Even better: Raid 6, with hot spare, cold spare on the shelf, and a unit that supports regular self-consitancy checking and automatic failure notification. My primary nas even has a wireable relay trigger, which is hooked to turn on a $20 spinning red light (old cop car style) sitting on top of the cabinet when there's an alert.
It's also powered by two ups's (one for each power supply) and supports network controlled shutdown on both.
If you can, order the drive packs (we got 2 packs of 4) from different vendors to minimize the chance of getting the same 'lot' of drives. Look at the amount of storage you need and get the minimum size drives... because they rebuild faster you are at less risk of a multi failure. I'd much rather have 12x 1 TB drives than 4x 3TB drives.

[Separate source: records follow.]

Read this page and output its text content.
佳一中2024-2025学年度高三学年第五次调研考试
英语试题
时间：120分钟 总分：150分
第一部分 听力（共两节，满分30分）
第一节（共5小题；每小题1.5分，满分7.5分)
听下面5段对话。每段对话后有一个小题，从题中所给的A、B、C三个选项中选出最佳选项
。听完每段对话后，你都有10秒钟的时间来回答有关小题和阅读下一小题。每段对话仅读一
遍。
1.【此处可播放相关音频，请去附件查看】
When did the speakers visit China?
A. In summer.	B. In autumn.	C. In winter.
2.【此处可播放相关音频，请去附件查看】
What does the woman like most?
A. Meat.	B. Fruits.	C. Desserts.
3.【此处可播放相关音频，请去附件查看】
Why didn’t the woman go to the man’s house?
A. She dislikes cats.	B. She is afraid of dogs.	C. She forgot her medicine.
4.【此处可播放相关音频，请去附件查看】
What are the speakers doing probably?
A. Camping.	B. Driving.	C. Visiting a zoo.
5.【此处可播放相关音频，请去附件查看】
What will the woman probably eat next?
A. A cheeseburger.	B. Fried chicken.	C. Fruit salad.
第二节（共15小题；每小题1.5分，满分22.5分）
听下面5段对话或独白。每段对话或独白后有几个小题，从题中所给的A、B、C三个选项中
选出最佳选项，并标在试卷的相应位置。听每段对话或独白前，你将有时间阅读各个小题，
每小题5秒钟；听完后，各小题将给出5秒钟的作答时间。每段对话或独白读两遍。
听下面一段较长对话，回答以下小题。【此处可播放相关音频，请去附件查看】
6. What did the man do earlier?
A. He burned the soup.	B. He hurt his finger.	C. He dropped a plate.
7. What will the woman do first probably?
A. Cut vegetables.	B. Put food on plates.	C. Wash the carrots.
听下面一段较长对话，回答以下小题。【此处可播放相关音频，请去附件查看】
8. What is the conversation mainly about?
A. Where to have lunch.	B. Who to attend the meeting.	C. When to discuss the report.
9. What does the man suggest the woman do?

(And if you scoff at Raid 6, I've had a second drive fail hard during the rebuild when the system detected a probable failure on a drive and started to rebuild with the hot spare at 3 am...)
Also, backup backup backup.
If you need speed of course, you want raid 1+0. That's fine, my rule of thumb is:
Start with one hot spare, one cold spare.
After each 3rd mirror pair, add another hot spare. (so 6 total in use drives needs 2 hot spares)
Add another cold spare after every other hot spare.
Cold spares should be testable and tested. I will swap them out with the hot spares once a month.
But I'm paranoid.
Also:
Backup Backup Backup. RINB.
Also: HARDWARE RAID CARDS.
I can't stress that enough. software and semi-software raid is a joke.